Miller is also the father of his daughter Scarlet Olivia, 21 months old, and his twin boys Asher and Aksel, who are both 3½ years old, as well as son Easton, 4, and son Nash, 7, with his wife Morgan Miller as well as son Nate, 10, and daughter Dace, 14, from his previous relationships.

During a heartfelt Instagram tribute in June, Miller marked five years since Emmy’s death. “It’s been five years,” wrote the skier. “On the night of her birth, our midwife @lindseymeehleis noted that Emmy was ‘here to change the world.’”
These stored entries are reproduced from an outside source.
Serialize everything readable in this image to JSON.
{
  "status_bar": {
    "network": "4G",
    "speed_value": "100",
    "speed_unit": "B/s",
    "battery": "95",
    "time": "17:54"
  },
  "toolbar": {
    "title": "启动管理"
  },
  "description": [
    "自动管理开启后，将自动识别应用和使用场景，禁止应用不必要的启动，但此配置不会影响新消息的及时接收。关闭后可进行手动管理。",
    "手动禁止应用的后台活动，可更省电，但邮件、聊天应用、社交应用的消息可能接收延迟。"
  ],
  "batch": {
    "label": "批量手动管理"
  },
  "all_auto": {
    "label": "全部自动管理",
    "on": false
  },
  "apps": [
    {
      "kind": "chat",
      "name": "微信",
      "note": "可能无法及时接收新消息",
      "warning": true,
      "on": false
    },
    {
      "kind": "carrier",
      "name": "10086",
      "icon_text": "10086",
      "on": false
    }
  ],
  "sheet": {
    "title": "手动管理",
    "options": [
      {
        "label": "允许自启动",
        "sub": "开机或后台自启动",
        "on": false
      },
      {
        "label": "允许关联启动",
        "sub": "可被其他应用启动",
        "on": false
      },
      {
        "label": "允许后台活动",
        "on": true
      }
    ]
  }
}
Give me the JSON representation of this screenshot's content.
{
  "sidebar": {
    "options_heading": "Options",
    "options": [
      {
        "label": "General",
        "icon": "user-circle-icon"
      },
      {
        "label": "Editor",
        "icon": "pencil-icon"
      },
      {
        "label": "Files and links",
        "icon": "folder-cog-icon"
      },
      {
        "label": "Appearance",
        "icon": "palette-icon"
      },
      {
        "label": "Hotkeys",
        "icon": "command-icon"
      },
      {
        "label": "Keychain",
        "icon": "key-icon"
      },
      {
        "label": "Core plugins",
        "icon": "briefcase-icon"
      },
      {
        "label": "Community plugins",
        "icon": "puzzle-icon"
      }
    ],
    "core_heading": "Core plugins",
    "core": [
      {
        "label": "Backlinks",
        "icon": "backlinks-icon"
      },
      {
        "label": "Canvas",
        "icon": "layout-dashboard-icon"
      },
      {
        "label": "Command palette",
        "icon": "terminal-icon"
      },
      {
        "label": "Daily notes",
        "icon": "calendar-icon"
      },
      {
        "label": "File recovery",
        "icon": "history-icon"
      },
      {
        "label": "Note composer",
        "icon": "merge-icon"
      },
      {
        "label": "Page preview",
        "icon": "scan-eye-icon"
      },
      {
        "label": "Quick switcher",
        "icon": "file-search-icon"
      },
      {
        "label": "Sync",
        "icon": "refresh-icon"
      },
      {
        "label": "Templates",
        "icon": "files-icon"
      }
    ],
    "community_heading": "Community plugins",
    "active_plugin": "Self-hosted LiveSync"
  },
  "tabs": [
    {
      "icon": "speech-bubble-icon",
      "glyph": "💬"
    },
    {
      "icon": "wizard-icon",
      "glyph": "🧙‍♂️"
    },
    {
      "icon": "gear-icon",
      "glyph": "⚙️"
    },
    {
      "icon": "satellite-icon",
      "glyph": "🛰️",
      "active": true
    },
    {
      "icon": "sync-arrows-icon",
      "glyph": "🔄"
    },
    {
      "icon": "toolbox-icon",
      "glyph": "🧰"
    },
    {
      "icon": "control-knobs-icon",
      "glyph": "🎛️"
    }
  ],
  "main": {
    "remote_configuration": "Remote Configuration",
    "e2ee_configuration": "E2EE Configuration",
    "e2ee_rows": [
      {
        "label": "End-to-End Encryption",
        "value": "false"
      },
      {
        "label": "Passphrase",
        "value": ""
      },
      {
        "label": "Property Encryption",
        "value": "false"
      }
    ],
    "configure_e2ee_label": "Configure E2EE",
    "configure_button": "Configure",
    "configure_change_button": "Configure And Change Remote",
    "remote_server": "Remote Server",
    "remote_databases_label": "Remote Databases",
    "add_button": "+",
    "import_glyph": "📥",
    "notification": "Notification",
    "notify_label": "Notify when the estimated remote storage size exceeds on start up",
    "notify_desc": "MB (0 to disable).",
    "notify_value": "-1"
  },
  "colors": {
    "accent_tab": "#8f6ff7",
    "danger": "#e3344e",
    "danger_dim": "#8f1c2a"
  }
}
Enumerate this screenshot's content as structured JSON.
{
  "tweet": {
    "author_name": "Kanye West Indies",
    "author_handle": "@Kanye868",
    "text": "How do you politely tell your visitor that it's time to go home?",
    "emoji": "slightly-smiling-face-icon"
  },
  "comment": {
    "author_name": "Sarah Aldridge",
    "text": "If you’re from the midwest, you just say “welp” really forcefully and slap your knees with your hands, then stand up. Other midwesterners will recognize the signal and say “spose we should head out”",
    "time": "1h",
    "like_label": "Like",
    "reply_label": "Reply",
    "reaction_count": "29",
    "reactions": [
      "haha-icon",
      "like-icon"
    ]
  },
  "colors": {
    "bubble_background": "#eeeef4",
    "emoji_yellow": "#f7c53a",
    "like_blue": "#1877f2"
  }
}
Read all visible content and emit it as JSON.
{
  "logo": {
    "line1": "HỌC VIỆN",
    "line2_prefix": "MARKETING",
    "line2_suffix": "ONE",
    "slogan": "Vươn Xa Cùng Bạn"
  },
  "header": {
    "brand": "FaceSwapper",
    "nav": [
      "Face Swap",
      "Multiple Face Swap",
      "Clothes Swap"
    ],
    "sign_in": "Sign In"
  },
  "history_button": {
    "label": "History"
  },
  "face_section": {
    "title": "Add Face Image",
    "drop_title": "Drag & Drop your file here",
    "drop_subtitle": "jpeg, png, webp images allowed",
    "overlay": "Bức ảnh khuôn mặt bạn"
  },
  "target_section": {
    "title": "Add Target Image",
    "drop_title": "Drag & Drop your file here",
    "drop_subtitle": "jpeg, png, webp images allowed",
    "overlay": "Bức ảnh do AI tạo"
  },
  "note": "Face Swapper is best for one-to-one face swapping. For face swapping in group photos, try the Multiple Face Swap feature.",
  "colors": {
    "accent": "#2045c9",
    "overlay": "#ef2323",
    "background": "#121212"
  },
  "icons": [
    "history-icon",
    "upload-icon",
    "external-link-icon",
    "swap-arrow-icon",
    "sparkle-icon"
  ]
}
“5 years after her loss, I can see it. Emmy was fearless, determined and fierce from the moment she was born,” he continued. “We miss you Emmy. 19 months was never going to be long enough to hold you in our arms.”

Wife Morgan also reflected on how she grieves Emmy as her other children grow up. After she shared Scarlet had begun swimming lessons, Morgan wrote, “Watching Scarlet swim today made me realize it’s been months where I have been running from the debilitating pain of losing a child…that gut punch that makes it hard to breathe.”

“I’ve gone dark. I’ve refused to cry. I’ve just wanted to be numb. Those grief waves hit where normally I would embrace the pain and grieve, but instead… I turn my back, choke back my tears and decide to do it another day,” she continued.

“It hurts too much. The profound cellular sadness feels too heavy. And to know that I’ll be grieving the loss of my father makes all the pain and grief as a whole feel unmanageable,” she noted. “But watching her swim today also made me realize that this numbness doesn’t protect me from feeling the pain, it prevents me from feeling the joy…and without joy, what’s the point?”